Lo que hace Ortega, en cambio, es diseñar la tensión sexual desde las imágenes. En una de las escenas comienza filmando a los personajes a través de encuadres cerrados; el plano detalle de sus manos rozándose crea la ilusión de cierta cercanía, pero la imagen siguiente los muestra desde lejos, rompiendo esa fantasía que nunca se concreta.

Toda la apariencia del film plasma, en cierta manera, este clima de erotismo exacerbado: las luces rojas y azules envuelven a los personajes en una atmósfera donde el placer y el peligro están unidos en un mismo trazo.

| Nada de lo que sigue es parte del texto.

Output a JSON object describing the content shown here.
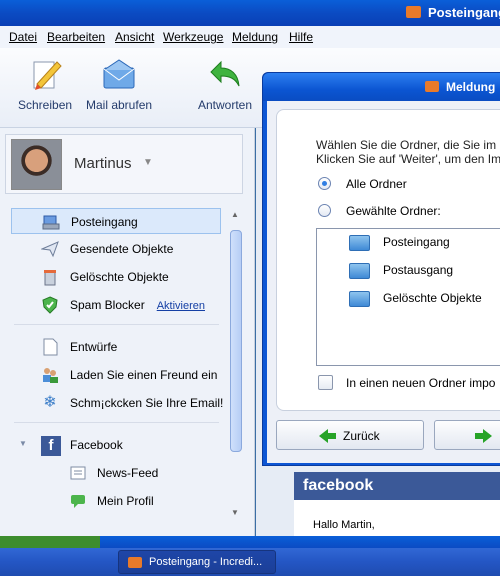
{
  "window": {
    "title": "Posteingang"
  },
  "menu": [
    "Datei",
    "Bearbeiten",
    "Ansicht",
    "Werkzeuge",
    "Meldung",
    "Hilfe"
  ],
  "toolbar": {
    "write": "Schreiben",
    "fetch": "Mail abrufen",
    "reply": "Antworten"
  },
  "profile": {
    "name": "Martinus"
  },
  "folders": {
    "inbox": "Posteingang",
    "sent": "Gesendete Objekte",
    "deleted": "Gelöschte Objekte",
    "spam": "Spam Blocker",
    "spam_link": "Aktivieren",
    "drafts": "Entwürfe",
    "invite": "Laden Sie einen Freund ein",
    "decorate": "Schm¡ckcken Sie Ihre Email!",
    "facebook": "Facebook",
    "newsfeed": "News-Feed",
    "myprofile": "Mein Profil"
  },
  "dialog": {
    "title": "Meldung",
    "instr1": "Wählen Sie die Ordner, die Sie im",
    "instr2": "Klicken Sie auf  'Weiter', um den Im",
    "radio_all": "Alle Ordner",
    "radio_selected": "Gewählte Ordner:",
    "radio_all_checked": true,
    "list": [
      "Posteingang",
      "Postausgang",
      "Gelöschte Objekte"
    ],
    "checkbox_label": "In einen neuen Ordner impo",
    "back": "Zurück"
  },
  "preview": {
    "brand": "facebook",
    "greeting": "Hallo Martin,"
  },
  "taskbar": {
    "item": "Posteingang - Incredi..."
  }
}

Siguiendo estas operaciones, el film de Ortega expone implícitamente una de las luchas que encarnó su generación: el Nuevo Cine Argentino pegó un volantazo en dirección opuesta a las películas alegóricas de los años ‘80.

Muchos de esos cineastas que se iniciaron en el circuito independiente ahora ingresan a la industria para reafirmarlo: el cine no es un mensaje. Es movimiento, destellos de luz, juegos de sombras, experimentos con el tiempo. Por eso, el retrato que hace Ortega evita explicar los actos del asesino. La película tiene algunas escenas redundantes y usos de voces en off que subrayan, pero nunca intenta aleccionarnos. Acá, la visión sobre el personaje no es romántica, ni tampoco condenatoria. Es un fresco de gestos tan ambivalentes que desconciertan la interpretación de cualquier espectador.

A medida que el film avanza, Puch expresa un delirio por transgredir la propiedad privada, por perfeccionar el arte del robo y por matar cada vez que lo cree necesario. Esa fascinación tiene un contrapunto narrativo: sus padres de clase media, tradicionales, políticamente correctos y aburridos.

La vida marginal del protagonista sugiere una vía de escape a ese nido familiar lleno de certezas. Pero acá Ortega marca una paradoja. Aún empujando todos los límites y habitando los márgenes de la sociedad, Puch no puede responder a su deseo más profundo. La fantasía erótica con Ramón queda trunca. No resulta casual que uno de los gags reiterativos del film sea que el protagonista dispara el arma de manera impulsiva, como en un acto de incontinencia. Se le escapan los tiros con la misma precocidad que se excita un adolescente.

Entonces, la observación que propone El Ángel también tiene que ver con el entorno de Puch. Sus padres son algo mojigatos y los de Ramón unos desvergonzados. Los milicos aparecen como unos brutos violentos que empiezan a tomar el país. Y los medios, baboseándose con esta historia morbosa, arriesgan análisis absurdos.

Dicen que los actos criminales podrían estar vinculados a la “desviación sexual” del chico. Así, el ángel se espeja en un país tan contradictorio como él: reprimido y represivo. ¿Quiere esto decir que Puch mata gente porque es gay y no lo dejan ser libre? No. Por suerte, la película de Ortega se escapa a los manuales de guión y de psicología barata. Acá no hay linealidad, sino elementos dramáticos y estéticos que se disparan en múltiples sentidos. Como diría el lema pop de La Joven Guardia: “Inútil es que trates de entender / o interpretar quizás sus actos / él es un rey extraño”. Su país también.